Sous sa robe de chambre, elle était nue. Je voyais nettement sa peau encore plus pâle que la mienne.

— Et si tu te couvrais, suggérai-je. Sinon, tu vas te taper un rhume de fesses »

Elle ne répondait pas et tourna les talons.

En fin d’après-midi, elle m’emmena dans un bar. Le serveur la connaissait et il y avait une télévision muette dans l’angle d’un mur. J’eus un peu honte de mon sac d’écolière que je planquai sous ma chaise..

— Tu viens souvent ici ?

— Parfois. Avec des copains. »

Jolie comme elle l’était, je savais qu’elle flirtait. Et plus, normal, à son âge, cela ne me gênait pas. Même si elle me serinait que j’étais « en retard pour mon âge ». Mais, cette fois, cela me fit mal de savoir qu’elle m’avait emmenée au même endroit où elle devait s’amuser « avec des copains ».

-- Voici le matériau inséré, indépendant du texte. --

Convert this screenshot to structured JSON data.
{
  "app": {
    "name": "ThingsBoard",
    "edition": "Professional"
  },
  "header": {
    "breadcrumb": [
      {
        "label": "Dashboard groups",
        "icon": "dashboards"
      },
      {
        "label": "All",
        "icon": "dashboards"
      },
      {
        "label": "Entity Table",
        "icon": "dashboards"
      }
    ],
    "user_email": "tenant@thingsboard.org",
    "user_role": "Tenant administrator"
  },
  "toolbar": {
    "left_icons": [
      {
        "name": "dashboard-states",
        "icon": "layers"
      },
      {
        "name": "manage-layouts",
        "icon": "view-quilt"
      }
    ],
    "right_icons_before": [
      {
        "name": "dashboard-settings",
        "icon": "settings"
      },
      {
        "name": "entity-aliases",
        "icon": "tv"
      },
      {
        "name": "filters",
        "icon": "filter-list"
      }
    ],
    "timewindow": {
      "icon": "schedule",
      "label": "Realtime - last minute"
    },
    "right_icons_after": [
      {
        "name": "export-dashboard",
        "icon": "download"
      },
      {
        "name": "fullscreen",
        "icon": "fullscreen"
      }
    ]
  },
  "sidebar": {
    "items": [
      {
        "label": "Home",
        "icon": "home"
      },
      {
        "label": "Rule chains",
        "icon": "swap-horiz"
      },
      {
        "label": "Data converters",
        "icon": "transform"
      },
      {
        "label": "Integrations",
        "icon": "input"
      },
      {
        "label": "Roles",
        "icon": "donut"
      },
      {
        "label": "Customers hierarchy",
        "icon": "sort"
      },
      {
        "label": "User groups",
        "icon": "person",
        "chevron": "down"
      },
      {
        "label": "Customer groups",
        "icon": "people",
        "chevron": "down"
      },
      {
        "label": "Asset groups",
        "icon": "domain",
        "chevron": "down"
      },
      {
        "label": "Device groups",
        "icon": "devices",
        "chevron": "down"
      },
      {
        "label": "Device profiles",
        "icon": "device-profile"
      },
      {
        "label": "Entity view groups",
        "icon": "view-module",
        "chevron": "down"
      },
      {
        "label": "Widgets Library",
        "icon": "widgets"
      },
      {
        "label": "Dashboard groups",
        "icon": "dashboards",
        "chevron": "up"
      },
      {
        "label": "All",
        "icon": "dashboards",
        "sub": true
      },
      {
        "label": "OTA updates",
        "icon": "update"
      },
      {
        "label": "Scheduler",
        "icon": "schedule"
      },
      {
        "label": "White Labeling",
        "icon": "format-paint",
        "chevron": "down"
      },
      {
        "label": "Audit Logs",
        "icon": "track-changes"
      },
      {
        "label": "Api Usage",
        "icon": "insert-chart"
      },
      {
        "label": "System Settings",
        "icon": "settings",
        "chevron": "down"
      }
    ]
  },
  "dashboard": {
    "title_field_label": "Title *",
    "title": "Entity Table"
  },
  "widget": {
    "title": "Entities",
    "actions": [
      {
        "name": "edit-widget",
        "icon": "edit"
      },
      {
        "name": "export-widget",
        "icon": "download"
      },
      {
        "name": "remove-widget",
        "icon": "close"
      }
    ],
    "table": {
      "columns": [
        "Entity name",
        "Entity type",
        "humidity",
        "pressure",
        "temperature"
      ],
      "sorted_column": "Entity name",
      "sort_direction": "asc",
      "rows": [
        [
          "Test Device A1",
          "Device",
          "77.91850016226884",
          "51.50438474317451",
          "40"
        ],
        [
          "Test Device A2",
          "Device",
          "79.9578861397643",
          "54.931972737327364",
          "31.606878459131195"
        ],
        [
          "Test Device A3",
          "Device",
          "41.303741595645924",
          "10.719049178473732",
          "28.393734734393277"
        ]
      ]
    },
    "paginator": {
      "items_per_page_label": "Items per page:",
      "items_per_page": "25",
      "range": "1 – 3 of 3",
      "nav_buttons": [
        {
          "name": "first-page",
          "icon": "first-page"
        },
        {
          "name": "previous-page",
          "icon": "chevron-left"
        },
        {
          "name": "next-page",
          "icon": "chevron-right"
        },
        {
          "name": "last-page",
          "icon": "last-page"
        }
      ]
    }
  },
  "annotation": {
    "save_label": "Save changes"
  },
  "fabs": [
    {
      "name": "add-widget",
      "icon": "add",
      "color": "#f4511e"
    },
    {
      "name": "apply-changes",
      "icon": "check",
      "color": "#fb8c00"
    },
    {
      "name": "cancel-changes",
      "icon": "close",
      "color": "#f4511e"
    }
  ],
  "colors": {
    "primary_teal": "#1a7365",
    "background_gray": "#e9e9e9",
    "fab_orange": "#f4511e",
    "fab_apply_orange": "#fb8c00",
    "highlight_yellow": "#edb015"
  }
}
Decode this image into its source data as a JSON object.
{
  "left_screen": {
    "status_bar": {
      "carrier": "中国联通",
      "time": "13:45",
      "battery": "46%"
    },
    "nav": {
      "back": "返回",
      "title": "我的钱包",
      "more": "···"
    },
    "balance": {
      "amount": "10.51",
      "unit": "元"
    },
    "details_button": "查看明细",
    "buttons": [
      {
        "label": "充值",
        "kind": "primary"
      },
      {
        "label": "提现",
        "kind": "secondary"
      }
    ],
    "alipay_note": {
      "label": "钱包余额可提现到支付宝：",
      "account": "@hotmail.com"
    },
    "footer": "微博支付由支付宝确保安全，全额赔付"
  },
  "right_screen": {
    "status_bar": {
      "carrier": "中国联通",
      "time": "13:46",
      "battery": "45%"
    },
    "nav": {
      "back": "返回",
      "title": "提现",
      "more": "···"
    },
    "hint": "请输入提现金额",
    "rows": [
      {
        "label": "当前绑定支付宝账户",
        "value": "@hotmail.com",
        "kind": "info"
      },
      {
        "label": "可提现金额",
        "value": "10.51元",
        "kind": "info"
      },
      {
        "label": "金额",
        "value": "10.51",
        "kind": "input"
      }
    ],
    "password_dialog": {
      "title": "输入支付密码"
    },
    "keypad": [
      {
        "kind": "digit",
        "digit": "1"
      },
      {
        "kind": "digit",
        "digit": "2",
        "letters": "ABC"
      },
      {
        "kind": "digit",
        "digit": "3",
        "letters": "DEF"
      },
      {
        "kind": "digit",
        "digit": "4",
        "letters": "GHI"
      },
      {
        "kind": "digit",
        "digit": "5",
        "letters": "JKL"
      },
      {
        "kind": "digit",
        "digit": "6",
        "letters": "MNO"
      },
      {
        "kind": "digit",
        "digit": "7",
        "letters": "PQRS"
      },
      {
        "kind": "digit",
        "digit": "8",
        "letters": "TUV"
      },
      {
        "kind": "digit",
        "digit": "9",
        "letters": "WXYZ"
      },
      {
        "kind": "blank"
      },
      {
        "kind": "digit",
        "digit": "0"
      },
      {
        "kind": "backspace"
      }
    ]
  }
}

Elle commanda une bière, moi un thé.

— Ce que tu peux être bourgeoise ! Fit-elle, une lueur au fond de ses yeux bleus.

— Tu m’invites pour me dire ça ?

— Tu sais, je vais sûrement entrer en seconde année. Le concours a bien marché. »

J’eux une bouffée de chaleur. J’étais heureuse. Il me semblait que sa réussite estudiantine rejaillirait plus tard sur moi. Quelqu’un se leva en faisant grincer une chaise. Élisabeth était subitement devenue loquace, elle évoquait l’avenir, me décrivait le cursus des études de médecine avec tous ces sigles inconnus des non-initiés, propos qui venant de quelqu’un d’autre m’auraient fait bâiller. Mais c’était Élisabeth, ces instants étaient les siens, n’étaient pas comme les autres. Elle disait tout ce qui lui passait par la tête, sautant du coq à l’âne, des sciences médicales au club d’équitation qu’elle fréquentait, de la politique au temps qu’il faisait. Cependant, je doutais qu’elle m’eût invitée uniquement pour me faire part de sa réussite. Je me demandais si elle n’était pas en train de vouloir oublier les réalités du moment.

Elle commanda une autre bière.

— Tu aimes ça ?

Elle tourna et retourna son verre. La mousse monta, se referma sur elle-même. La télévision était à présent allumée, il y avait un vague chanteur avec une guitare noire.

— Parfois.

— C’est vraiment bon ? L’alcool, je veux dire. »

Ma question parut la ramener sur terre.

— Des fois. Mais la bière, ce n’est pas vraiment de l’alcool. »

Elle avait dit ça curieusement, avec une intonation mélancolique qui ne convenait pas à la banalité des propos. Je l’observai. Sa belle humeur s’était envolée. Son visage régulier s’ombrait sans raison apparente. J’eus un vague soupçon, informulé, informulable.